Gaussian mixture models with a factor-analytic structure are often employed as a model-based approach to clustering high-dimensional data. Typically, the numbers of clusters and latent factors must be specified in advance of model fitting, and the optimal pair selected using a model choice criterion. For computational reasons, models in which the number of latent factors is common across clusters are generally considered.
Here the infinite mixture of infinite factor analysers (IMIFA) model is introduced. IMIFA employs a Poisson-Dirichlet process prior to facilitate automatic inference on the number of clusters.
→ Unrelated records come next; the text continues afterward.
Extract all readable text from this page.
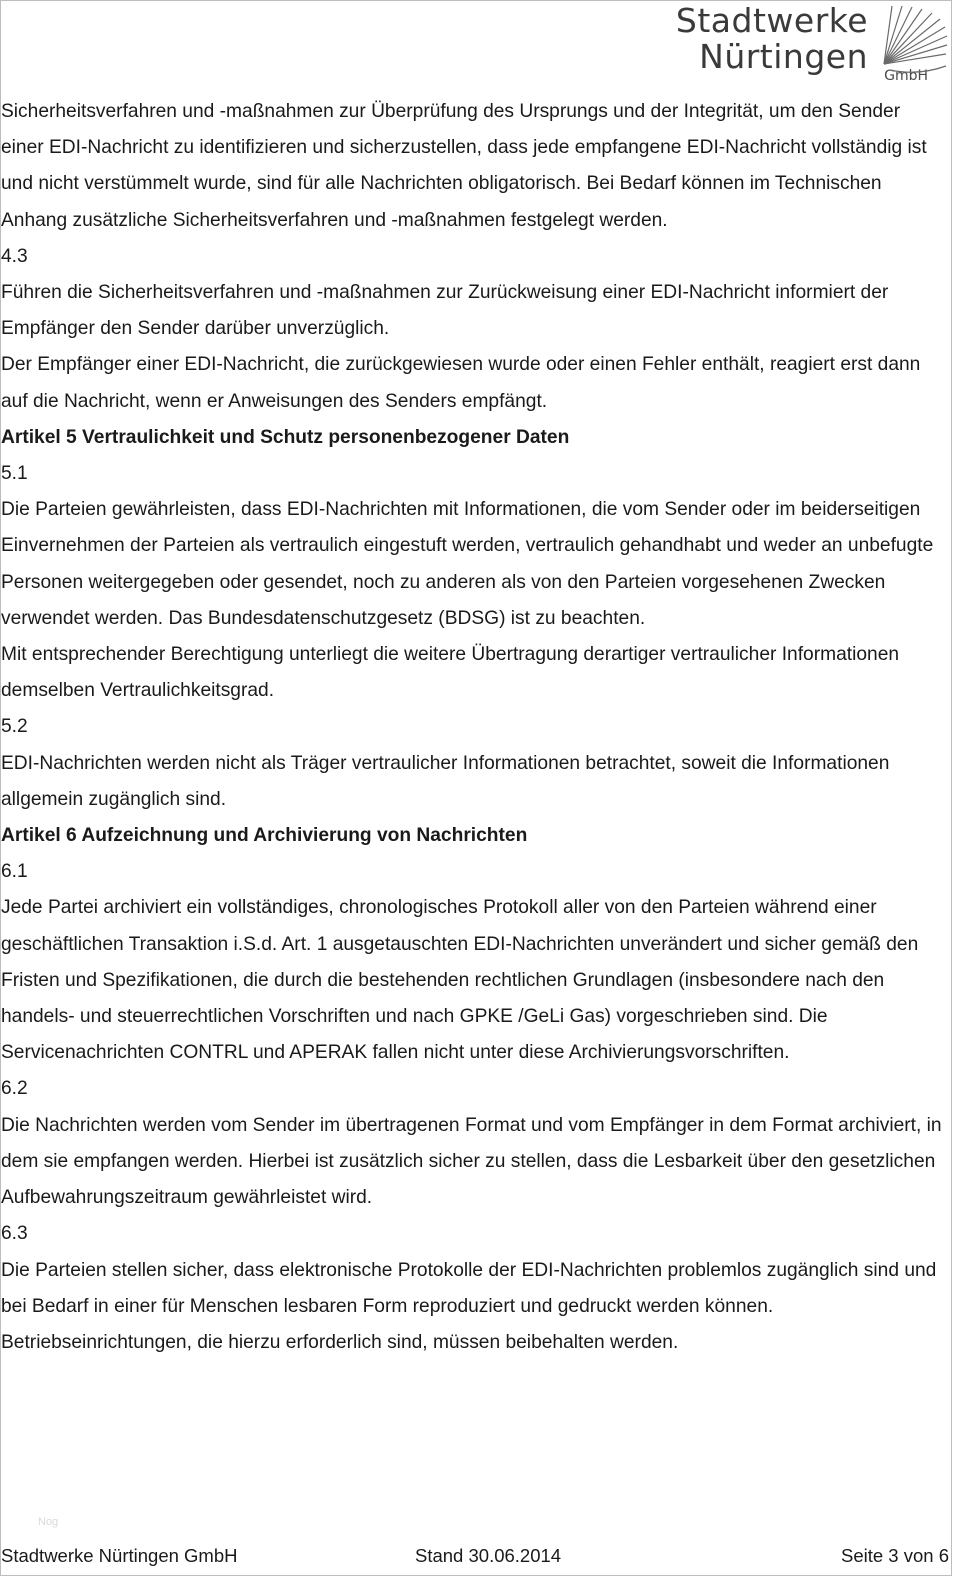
Stadtwerke
Nürtingen GmbH

Sicherheitsverfahren und -maßnahmen zur Überprüfung des Ursprungs und der Integrität, um den Sender einer EDI-Nachricht zu identifizieren und sicherzustellen, dass jede empfangene EDI-Nachricht vollständig ist und nicht verstümmelt wurde, sind für alle Nachrichten obligatorisch. Bei Bedarf können im Technischen Anhang zusätzliche Sicherheitsverfahren und -maßnahmen festgelegt werden.

4.3

Führen die Sicherheitsverfahren und -maßnahmen zur Zurückweisung einer EDI-Nachricht informiert der Empfänger den Sender darüber unverzüglich.

Der Empfänger einer EDI-Nachricht, die zurückgewiesen wurde oder einen Fehler enthält, reagiert erst dann auf die Nachricht, wenn er Anweisungen des Senders empfängt.

Artikel 5 Vertraulichkeit und Schutz personenbezogener Daten

5.1

Die Parteien gewährleisten, dass EDI-Nachrichten mit Informationen, die vom Sender oder im beiderseitigen Einvernehmen der Parteien als vertraulich eingestuft werden, vertraulich gehandhabt und weder an unbefugte Personen weitergegeben oder gesendet, noch zu anderen als von den Parteien vorgesehenen Zwecken verwendet werden. Das Bundesdatenschutzgesetz (BDSG) ist zu beachten.

Mit entsprechender Berechtigung unterliegt die weitere Übertragung derartiger vertraulicher Informationen demselben Vertraulichkeitsgrad.

5.2

EDI-Nachrichten werden nicht als Träger vertraulicher Informationen betrachtet, soweit die Informationen allgemein zugänglich sind.

Artikel 6 Aufzeichnung und Archivierung von Nachrichten

6.1

Jede Partei archiviert ein vollständiges, chronologisches Protokoll aller von den Parteien während einer geschäftlichen Transaktion i.S.d. Art. 1 ausgetauschten EDI-Nachrichten unverändert und sicher gemäß den Fristen und Spezifikationen, die durch die bestehenden rechtlichen Grundlagen (insbesondere nach den handels- und steuerrechtlichen Vorschriften und nach GPKE /GeLi Gas) vorgeschrieben sind. Die Servicenachrichten CONTRL und APERAK fallen nicht unter diese Archivierungsvorschriften.

6.2

Die Nachrichten werden vom Sender im übertragenen Format und vom Empfänger in dem Format archiviert, in dem sie empfangen werden. Hierbei ist zusätzlich sicher zu stellen, dass die Lesbarkeit über den gesetzlichen Aufbewahrungszeitraum gewährleistet wird.

6.3

Die Parteien stellen sicher, dass elektronische Protokolle der EDI-Nachrichten problemlos zugänglich sind und bei Bedarf in einer für Menschen lesbaren Form reproduziert und gedruckt werden können. Betriebseinrichtungen, die hierzu erforderlich sind, müssen beibehalten werden.

Nog
Stadtwerke Nürtingen GmbH	Stand 30.06.2014	Seite 3 von 6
Further, IMIFA employs shrinkage priors to allow cluster-specific numbers of factors, automatically inferred via an adaptive Gibbs sampler. IMIFA is presented as the flagship of a family of factor-analytic mixture models, providing flexible approaches to clustering high-dimensional data.
Applications to benchmark and real data sets illustrate the IMIFA model and its advantageous features: IMIFA obviates the need for model selection criteria, reduces model search and associated computational burden, improves clustering performance by allowing cluster-specific numbers of factors, and quantifies uncertainty in the numbers of clusters and cluster-specific factors. Implementation of the proposed methodology is facilitated through the associated open source R package IMIFA.
Joint work with Keefe Murphy and Cinzia Viroli.
Speaker
Professor Claire Gormley is an Associate Professor of Statistics at the School of Mathematics and Statistics, University College Dublin.